When most of us look at a map of Auckland's railways, a spur line to the airport appears obvious and easy. The main line south runs through Wiri and its Puhinui Station is about 5km from the air terminals. A track could be laid through largely open land to the airport perimeter. What could be simpler?
Alas, simple solutions seem not to be welcome in the organisations charged with planning Auckland's transport. There are at least three of them: the Auckland Council, the Wellington-based NZ Transport Agency and Auckland Transport, which does the contracting of the city's bus, train and ferry services. All of them agree a rail service to the airport is desirable but when they contemplate routes they have usually envisaged an extension of the Onehunga spur which goes to the small port on the Manukau.
That would require 7km of track crossing the harbour by bridge or tunnel and clearing a path through built-up Mangere.

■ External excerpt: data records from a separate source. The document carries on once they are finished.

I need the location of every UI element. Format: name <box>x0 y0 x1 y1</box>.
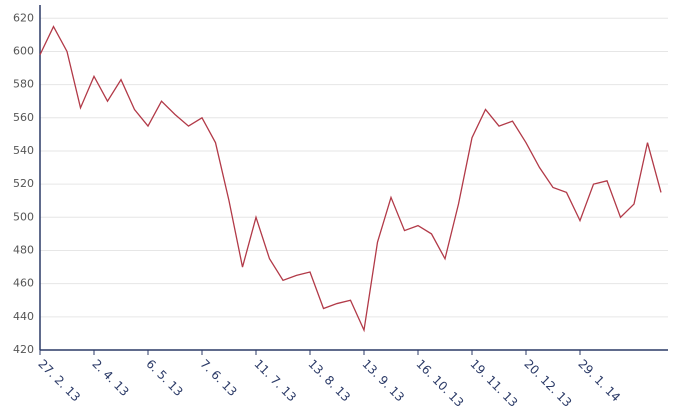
y-tick-label: 440 <box>13 310 34 323</box>
y-tick-label: 600 <box>13 44 34 57</box>
y-tick-label: 560 <box>13 111 34 124</box>
y-tick-label: 420 <box>13 343 34 356</box>
x-tick-label: 20. 12. 13 <box>521 357 574 410</box>
x-tick-label: 2. 4. 13 <box>89 357 131 399</box>
y-tick-label: 480 <box>13 243 34 256</box>
y-tick-label: 620 <box>13 11 34 24</box>
x-tick-label: 7. 6. 13 <box>197 357 239 399</box>
x-tick-label: 16. 10. 13 <box>413 357 466 410</box>
x-tick-label: 19. 11. 13 <box>467 357 520 410</box>
x-tick-label: 11. 7. 13 <box>251 357 299 405</box>
y-tick-label: 520 <box>13 177 34 190</box>
y-tick-label: 500 <box>13 210 34 223</box>
y-tick-label: 540 <box>13 144 34 157</box>
x-tick-label: 13. 8. 13 <box>305 357 353 405</box>
x-tick-label: 29. 1. 14 <box>575 357 623 405</box>
x-tick-label: 6. 5. 13 <box>143 357 185 399</box>
y-tick-label: 460 <box>13 277 34 290</box>
y-tick-label: 580 <box>13 78 34 91</box>
line-series <box>39 25 662 333</box>
x-tick-label: 27. 2. 13 <box>35 357 83 405</box>
x-tick-label: 13. 9. 13 <box>359 357 407 405</box>
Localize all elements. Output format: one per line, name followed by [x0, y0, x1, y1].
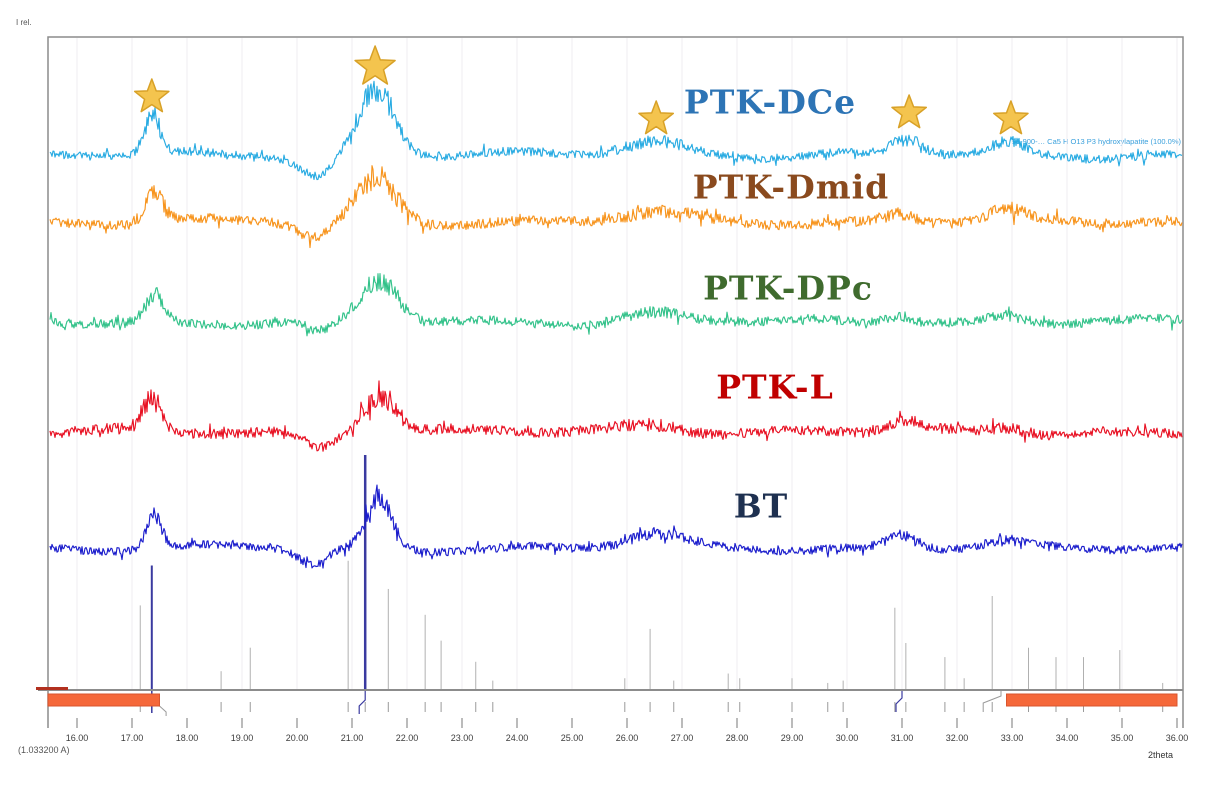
svg-text:35.00: 35.00	[1111, 733, 1134, 743]
svg-text:32.00: 32.00	[946, 733, 969, 743]
svg-text:16.00: 16.00	[66, 733, 89, 743]
reference-pattern-hydroxylapatite	[139, 455, 1164, 716]
gridlines	[76, 38, 1178, 689]
svg-text:22.00: 22.00	[396, 733, 419, 743]
trace-PTK-DPc	[49, 273, 1183, 337]
reference-phase-annotation: 96-900-… Ca5 H O13 P3 hydroxylapatite (1…	[1011, 137, 1181, 146]
svg-text:26.00: 26.00	[616, 733, 639, 743]
range-bar	[47, 693, 160, 707]
svg-text:31.00: 31.00	[891, 733, 914, 743]
svg-text:30.00: 30.00	[836, 733, 859, 743]
svg-text:34.00: 34.00	[1056, 733, 1079, 743]
x-axis-ticks: 16.00 17.00 18.00 19.00 20.00 21.00 22.00 23.00…	[66, 718, 1189, 743]
diffraction-traces	[49, 80, 1183, 569]
svg-text:24.00: 24.00	[506, 733, 529, 743]
wavelength-note: (1.033200 A)	[18, 745, 70, 755]
svg-text:17.00: 17.00	[121, 733, 144, 743]
svg-text:29.00: 29.00	[781, 733, 804, 743]
experimental-marker	[36, 687, 68, 690]
svg-text:18.00: 18.00	[176, 733, 199, 743]
star-icon	[993, 100, 1029, 135]
trace-PTK-DCe	[49, 80, 1183, 181]
trace-PTK-L	[49, 380, 1183, 452]
peak-star-markers	[133, 45, 1029, 135]
trace-BT	[49, 484, 1183, 569]
svg-text:28.00: 28.00	[726, 733, 749, 743]
svg-text:19.00: 19.00	[231, 733, 254, 743]
star-icon	[354, 45, 396, 85]
series-label-ptk-l: PTK-L	[716, 367, 834, 407]
series-label-bt: BT	[733, 486, 789, 526]
svg-text:33.00: 33.00	[1001, 733, 1024, 743]
svg-text:27.00: 27.00	[671, 733, 694, 743]
trace-PTK-Dmid	[49, 165, 1183, 249]
svg-text:20.00: 20.00	[286, 733, 309, 743]
range-bar	[1006, 693, 1178, 707]
series-label-ptk-dce: PTK-DCe	[683, 82, 857, 122]
svg-text:36.00: 36.00	[1166, 733, 1189, 743]
svg-text:23.00: 23.00	[451, 733, 474, 743]
series-label-ptk-dpc: PTK-DPc	[703, 268, 873, 308]
star-icon	[133, 78, 170, 113]
svg-text:25.00: 25.00	[561, 733, 584, 743]
series-label-ptk-dmid: PTK-Dmid	[692, 167, 890, 207]
svg-text:21.00: 21.00	[341, 733, 364, 743]
star-icon	[638, 100, 675, 135]
x-axis-title: 2theta	[1148, 750, 1174, 760]
star-icon	[891, 94, 928, 129]
y-axis-label: I rel.	[16, 18, 32, 27]
plot-frame	[47, 36, 1184, 728]
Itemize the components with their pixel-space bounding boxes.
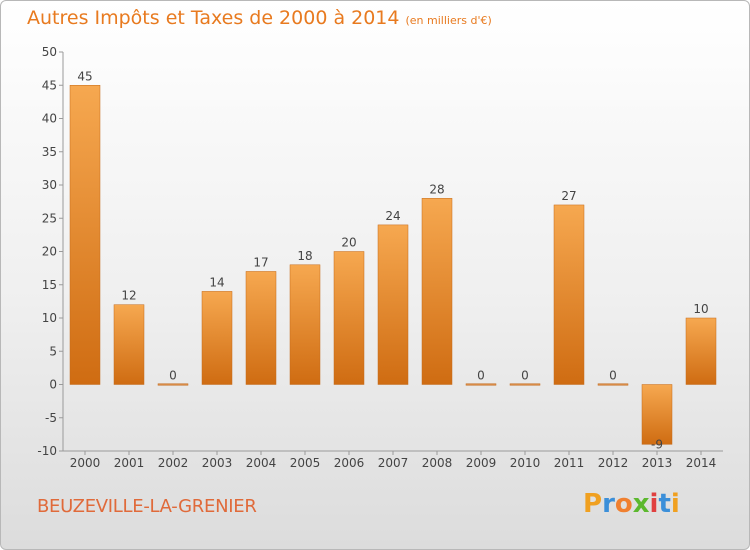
x-tick-label: 2001: [114, 456, 145, 470]
x-tick-label: 2003: [202, 456, 233, 470]
x-tick-label: 2012: [598, 456, 629, 470]
y-tick-label: 30: [42, 178, 57, 192]
x-tick-label: 2013: [642, 456, 673, 470]
bar-2006: [333, 251, 365, 385]
x-tick-label: 2005: [290, 456, 321, 470]
bar-2002: [157, 383, 189, 386]
data-label-2004: 17: [253, 255, 268, 269]
y-tick-label: 35: [42, 145, 57, 159]
data-label-2008: 28: [429, 182, 444, 196]
bar-2011: [553, 204, 585, 385]
bar-2008: [421, 198, 453, 385]
x-tick-label: 2006: [334, 456, 365, 470]
commune-name: BEUZEVILLE-LA-GRENIER: [37, 496, 257, 517]
data-label-2005: 18: [297, 249, 312, 263]
y-tick-label: 20: [42, 245, 57, 259]
data-label-2013: -9: [651, 437, 663, 451]
bar-2012: [597, 383, 629, 386]
x-tick-label: 2011: [554, 456, 585, 470]
data-label-2006: 20: [341, 236, 356, 250]
bar-2010: [509, 383, 541, 386]
x-tick-label: 2014: [686, 456, 717, 470]
bar-2013: [641, 384, 673, 445]
logo-letter: i: [670, 489, 680, 519]
data-label-2002: 0: [169, 369, 177, 383]
y-tick-label: 40: [42, 112, 57, 126]
y-tick-label: -10: [37, 444, 57, 458]
bar-2005: [289, 264, 321, 385]
proxiti-logo[interactable]: Proxiti: [583, 489, 680, 519]
y-tick-label: 0: [49, 378, 57, 392]
y-tick-label: 5: [49, 344, 57, 358]
logo-letter: x: [632, 489, 650, 519]
data-label-2012: 0: [609, 369, 617, 383]
data-label-2011: 27: [561, 189, 576, 203]
y-tick-label: 25: [42, 211, 57, 225]
x-tick-label: 2008: [422, 456, 453, 470]
data-label-2009: 0: [477, 369, 485, 383]
bar-2009: [465, 383, 497, 386]
bar-2004: [245, 271, 277, 385]
x-tick-label: 2010: [510, 456, 541, 470]
logo-letter: i: [649, 489, 659, 519]
bar-2003: [201, 291, 233, 385]
chart-title-unit: (en milliers d'€): [405, 14, 492, 27]
bar-2007: [377, 224, 409, 385]
y-tick-label: 10: [42, 311, 57, 325]
chart-title-main: Autres Impôts et Taxes de 2000 à 2014: [27, 7, 400, 29]
data-label-2001: 12: [121, 289, 136, 303]
data-label-2010: 0: [521, 369, 529, 383]
y-tick-label: 15: [42, 278, 57, 292]
y-tick-label: 45: [42, 78, 57, 92]
data-label-2003: 14: [209, 275, 224, 289]
bar-2000: [69, 85, 101, 385]
bar-2014: [685, 317, 717, 385]
x-tick-label: 2009: [466, 456, 497, 470]
logo-letter: r: [602, 489, 615, 519]
data-label-2014: 10: [693, 302, 708, 316]
x-tick-label: 2002: [158, 456, 189, 470]
logo-letter: o: [614, 489, 633, 519]
x-tick-label: 2004: [246, 456, 277, 470]
y-tick-label: 50: [42, 45, 57, 59]
y-tick-label: -5: [45, 411, 57, 425]
bar-2001: [113, 304, 145, 385]
x-tick-label: 2007: [378, 456, 409, 470]
data-label-2007: 24: [385, 209, 400, 223]
logo-letter: t: [658, 489, 671, 519]
chart-title: Autres Impôts et Taxes de 2000 à 2014 (en…: [27, 7, 492, 29]
data-label-2000: 45: [77, 69, 92, 83]
logo-letter: P: [583, 489, 603, 519]
x-tick-label: 2000: [70, 456, 101, 470]
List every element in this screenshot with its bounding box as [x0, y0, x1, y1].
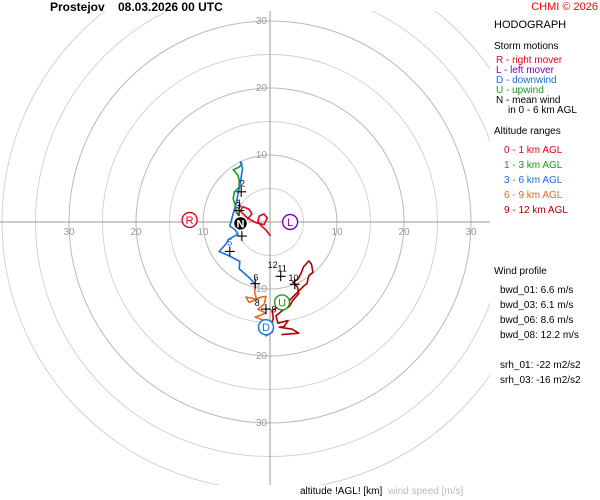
y-tick-label: 30: [256, 16, 268, 27]
altitude-label: 12: [268, 260, 278, 270]
wind-profile-item: bwd_01: 6.6 m/s: [500, 285, 574, 296]
altitude-ranges-title: Altitude ranges: [494, 126, 561, 137]
altitude-range-legend-item: 6 - 9 km AGL: [504, 190, 563, 201]
altitude-label: 10: [288, 273, 298, 283]
x-tick-label: 20: [130, 227, 142, 238]
hodograph-trace: [235, 205, 271, 237]
hodograph-trace: [218, 160, 257, 286]
storm-motion-legend-item: R - right mover: [496, 55, 563, 66]
altitude-label: 1: [237, 198, 242, 208]
altitude-label: 2: [240, 178, 245, 188]
x-tick-label: 30: [63, 227, 75, 238]
y-tick-label: 20: [256, 83, 268, 94]
footer-labels: altitude !AGL! [km] wind speed [m/s]: [300, 486, 463, 497]
altitude-label: 11: [277, 264, 286, 274]
y-tick-label: 30: [256, 418, 268, 429]
altitude-range-legend-item: 0 - 1 km AGL: [504, 145, 563, 156]
wind-profile-item: bwd_06: 8.6 m/s: [500, 315, 574, 326]
x-tick-label: 10: [197, 227, 209, 238]
y-tick-label: 20: [256, 351, 268, 362]
hodograph-title: HODOGRAPH: [494, 19, 567, 31]
altitude-cross: [275, 271, 286, 282]
storm-marker-label: N: [237, 218, 245, 230]
storm-marker-circle: [181, 211, 198, 229]
storm-motion-legend-item: D - downwind: [496, 75, 557, 86]
x-tick-label: 20: [398, 227, 410, 238]
hodograph-trace: [268, 260, 314, 336]
wind-profile-item: srh_01: -22 m2/s2: [500, 360, 581, 371]
speed-unit-label: wind speed [m/s]: [388, 486, 464, 497]
x-tick-label: 30: [465, 227, 477, 238]
storm-motion-legend-item: U - upwind: [496, 85, 544, 96]
storm-marker-label: L: [287, 217, 293, 229]
altitude-cross: [224, 246, 235, 257]
storm-motions-title: Storm motions: [494, 41, 559, 52]
storm-marker-label: D: [262, 322, 270, 334]
altitude-cross: [236, 231, 247, 242]
y-tick-label: 10: [256, 150, 268, 161]
credit-text: CHMI © 2026: [531, 1, 598, 13]
altitude-cross: [289, 279, 300, 290]
storm-marker-circle: [232, 215, 249, 232]
altitude-cross: [260, 304, 271, 315]
altitude-unit-label: altitude !AGL! [km]: [300, 486, 383, 497]
storm-marker-circle: [273, 294, 291, 311]
storm-motion-legend-item: L - left mover: [496, 65, 554, 76]
storm-marker-label: U: [278, 297, 286, 309]
altitude-range-legend-item: 1 - 3 km AGL: [504, 160, 563, 171]
altitude-label: 8: [255, 298, 260, 308]
station-name: Prostejov: [50, 0, 105, 14]
y-tick-label: 10: [256, 284, 268, 295]
altitude-label: 5: [227, 237, 232, 247]
altitude-label: 3: [236, 201, 241, 211]
altitude-label: 9: [272, 304, 277, 314]
altitude-cross: [236, 186, 247, 197]
hodograph-trace: [232, 160, 243, 214]
wind-profile-title: Wind profile: [494, 266, 547, 277]
x-tick-label: 10: [331, 227, 343, 238]
valid-datetime: 08.03.2026 00 UTC: [118, 0, 223, 14]
wind-profile-item: bwd_03: 6.1 m/s: [500, 300, 574, 311]
storm-marker-label: R: [186, 215, 194, 227]
storm-motion-legend-item: in 0 - 6 km AGL: [508, 105, 577, 116]
wind-profile-item: srh_03: -16 m2/s2: [500, 375, 581, 386]
altitude-cross: [234, 205, 245, 216]
wind-profile-item: bwd_08: 12.2 m/s: [500, 330, 579, 341]
altitude-label: 6: [253, 272, 258, 282]
storm-motion-legend-item: N - mean wind: [496, 95, 561, 106]
storm-marker-circle: [281, 213, 299, 231]
altitude-range-legend-item: 3 - 6 km AGL: [504, 175, 563, 186]
altitude-range-legend-item: 9 - 12 km AGL: [504, 205, 568, 216]
altitude-cross: [250, 278, 261, 289]
storm-marker-circle: [257, 318, 275, 336]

How that could possibly be preferred to a 5km line through the green fields of Puhinui has been just one of the mysteries of Auckland planning. Now it has been superseded by a pearler from Wellington. The NZTA no longer favours a dedicated railway to the airport on any route. It has decided "light rail" is the answer, or maybe small driverless buses.
Both of these could use existing roads. Light rail are modern trams that trundle along the centre of roads, stopping at intersections like the rest of the traffic as well as at their platforms. They are not quick. Auckland Transport also likes light rail, proposing to run it from the city centre to the nearer central and western suburbs using Dominion Rd.
NZTA imagines the Dominion Rd track continuing to the airport, presumably along the southwestern motorway. Even avid rail advocates such as Auckland Council's infrastructure committee chairman, Mike Lee, and Cameron Pitches of the Campaign for Better Transport, struggle to share this vision. It is hard to imagine airline passengers with their weighty luggage getting on and off streetcars, easier to envisage them and their baggage finding room on trains.
Rail enthusiasts seem to have given up hope of a train service to the airport because a possible route from the airport northward to Onehunga has not been protected. But a route eastward to Puhinui Station could surely be designated. It is becoming important to do so without further delay. The airport company needs to know by next month what form of public transport to include in its plans for a new domestic terminal.
Ideally, those plans would include an underground rail terminal for a train line that would continue under the harbour inlet east of the airport, surfacing at Wiri on its way to meet the main trunk at Puhinui. That would open the possibility of trains to the airport not just from Auckland but Waikato and the Bay of Plenty. The only reason light rail is now preferred, according to the Auckland Transport Alignment Project agreed between Auckland Transport and the NZTA, is that route protection for "heavy rail" would be expensive. They are looking at the wrong route.